McDowell and Webb have written the history of Trinity as if it were an internal matter. They have told the story as if it were a story of Provosts. When necessary, they have set internal events against their external contexts, but they seem reluctant to go far beyond the Front Gate. Trinity’s happiest years, it appears, were those in which nothing particularly stirring or dangerous was happening outside its walls, and the community within could attend to its genial interests, a decent mixture of College administration, teaching, sport, dining, and – not least – respectable scholarship. When these conditions did not obtain, according to McDowell and Webb, Trinity fell into bewilderment and error. It was ever thus. I assume that 1952 was chosen as the end-date of their history mainly because their account of recent and current events would require an intolerable degree of reticence. It is more comfortable to write about the dead.

Of the Provosts, I find the most interesting, not Mahaffy, but George Salmon (1888-1904). McDowell and Webb write splendidly, with great narrative verve and far more wit than I thought their subject would provoke, but they are particularly lively on Salmon and on Humphrey Lloyd (1867-1881). There are a few pointless paragraphs. Edward Dowden is absurdly compared with F.R. Leavis because both admired Middlemarch. The only error I came across was a reference to Yeats’s ‘no petty people’ speech in the Senate in which he declared that the Protestants of Ireland, according to McDowell and Webb, were ‘the heirs of Swift, Berkeley and Grattan’. Not quite: he cited Burke, Grattan, Swift, Robert Emmet and Parnell, but not Berkeley. On Mahaffy: it may be that McDowell, who joined with W.B. Stanford to write the life of Mahaffy, has tired of the man, but the account of him in the present book makes him appear tawdry and obvious. His views on the Irish University question aren’t interesting, his contempt for the Irish language is predictably ignorant, his pretence that he didn’t know who Padraic Pearse was is silly. McDowell and Webb, sensing perhaps that Mahaffy comes out as a rather small man, try to enlarge him by Latinising his going.
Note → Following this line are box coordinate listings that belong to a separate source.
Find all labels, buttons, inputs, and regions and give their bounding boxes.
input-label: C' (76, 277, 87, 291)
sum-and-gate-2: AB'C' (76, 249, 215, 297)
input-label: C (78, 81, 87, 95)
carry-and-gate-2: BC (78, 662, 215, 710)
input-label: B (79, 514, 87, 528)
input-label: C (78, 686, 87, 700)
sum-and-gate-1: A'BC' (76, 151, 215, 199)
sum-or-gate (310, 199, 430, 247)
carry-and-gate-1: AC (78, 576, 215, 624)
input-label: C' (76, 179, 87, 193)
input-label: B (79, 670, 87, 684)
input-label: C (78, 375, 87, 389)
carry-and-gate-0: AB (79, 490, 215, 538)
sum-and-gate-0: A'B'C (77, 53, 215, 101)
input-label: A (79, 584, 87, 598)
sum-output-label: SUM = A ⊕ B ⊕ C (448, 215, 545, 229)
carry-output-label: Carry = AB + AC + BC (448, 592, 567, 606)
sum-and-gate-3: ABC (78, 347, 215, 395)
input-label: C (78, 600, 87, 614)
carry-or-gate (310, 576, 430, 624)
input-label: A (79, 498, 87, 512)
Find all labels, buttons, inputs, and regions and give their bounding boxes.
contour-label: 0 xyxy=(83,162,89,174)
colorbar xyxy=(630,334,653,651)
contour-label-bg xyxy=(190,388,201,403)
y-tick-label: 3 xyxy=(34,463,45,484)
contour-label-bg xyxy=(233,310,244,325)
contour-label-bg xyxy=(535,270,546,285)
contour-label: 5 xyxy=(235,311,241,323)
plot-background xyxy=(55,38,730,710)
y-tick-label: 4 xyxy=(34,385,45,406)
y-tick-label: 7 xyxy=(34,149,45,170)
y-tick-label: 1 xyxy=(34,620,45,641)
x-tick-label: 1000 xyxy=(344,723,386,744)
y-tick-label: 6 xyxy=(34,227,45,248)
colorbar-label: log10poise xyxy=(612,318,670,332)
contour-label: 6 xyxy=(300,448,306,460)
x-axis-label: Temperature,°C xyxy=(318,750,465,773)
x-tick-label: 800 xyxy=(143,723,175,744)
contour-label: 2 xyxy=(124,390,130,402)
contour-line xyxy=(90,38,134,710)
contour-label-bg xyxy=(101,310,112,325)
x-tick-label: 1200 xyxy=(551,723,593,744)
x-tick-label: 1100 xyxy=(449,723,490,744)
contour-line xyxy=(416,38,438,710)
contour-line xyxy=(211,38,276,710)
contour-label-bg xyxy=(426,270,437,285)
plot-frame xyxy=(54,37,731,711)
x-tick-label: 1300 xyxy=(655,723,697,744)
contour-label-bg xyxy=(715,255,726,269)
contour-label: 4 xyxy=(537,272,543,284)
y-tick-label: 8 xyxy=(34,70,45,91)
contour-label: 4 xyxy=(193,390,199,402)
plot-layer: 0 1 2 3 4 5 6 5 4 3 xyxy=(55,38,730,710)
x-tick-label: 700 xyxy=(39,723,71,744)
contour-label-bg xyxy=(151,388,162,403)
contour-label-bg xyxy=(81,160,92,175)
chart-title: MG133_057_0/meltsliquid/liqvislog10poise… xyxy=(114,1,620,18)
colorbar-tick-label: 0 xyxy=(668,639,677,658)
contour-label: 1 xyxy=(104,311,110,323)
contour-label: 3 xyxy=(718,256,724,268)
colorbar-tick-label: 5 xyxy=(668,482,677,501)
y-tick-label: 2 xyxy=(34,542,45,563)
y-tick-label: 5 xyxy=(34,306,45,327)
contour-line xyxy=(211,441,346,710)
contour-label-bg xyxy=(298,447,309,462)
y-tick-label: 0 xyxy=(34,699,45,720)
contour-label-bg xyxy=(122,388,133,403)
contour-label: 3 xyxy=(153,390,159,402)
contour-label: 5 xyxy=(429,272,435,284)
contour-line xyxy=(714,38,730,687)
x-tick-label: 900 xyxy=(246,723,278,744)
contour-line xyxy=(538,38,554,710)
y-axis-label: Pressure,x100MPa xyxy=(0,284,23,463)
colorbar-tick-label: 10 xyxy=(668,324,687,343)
But an epitaph made by Pope John III in the Church of the Holy Apostles in Rome hasn’t much bearing upon a man who would have hated to receive it.

The Latin reminds me that there is far too much of it in this book. McDowell and Webb write so well in English that it is supererogatory to resort to Latin for a grand style. Somebody saw himself as ‘Hely-Hutchinson redivivus’, when a plan didn’t work out it was because dis aliter visum est, R.M. Gwynn’s naivety is glossed with Sancta simplicitas, the Senior Fellows hoped to find themselves ‘not so much in otium as in negotium cum dignitate’, an important topic should not be decided sede vacante, McConnell ‘gave the impression of being the superior of Duncan in suaviter in modo and of Parke in fortiter in re’, some request or other was ‘the sine qua non of reform’, an item in the modern College Calendar ‘repeated the ipsissima verba of 1905’. Still, it is a splendid book – even if it doesn’t mention the Book of Kells.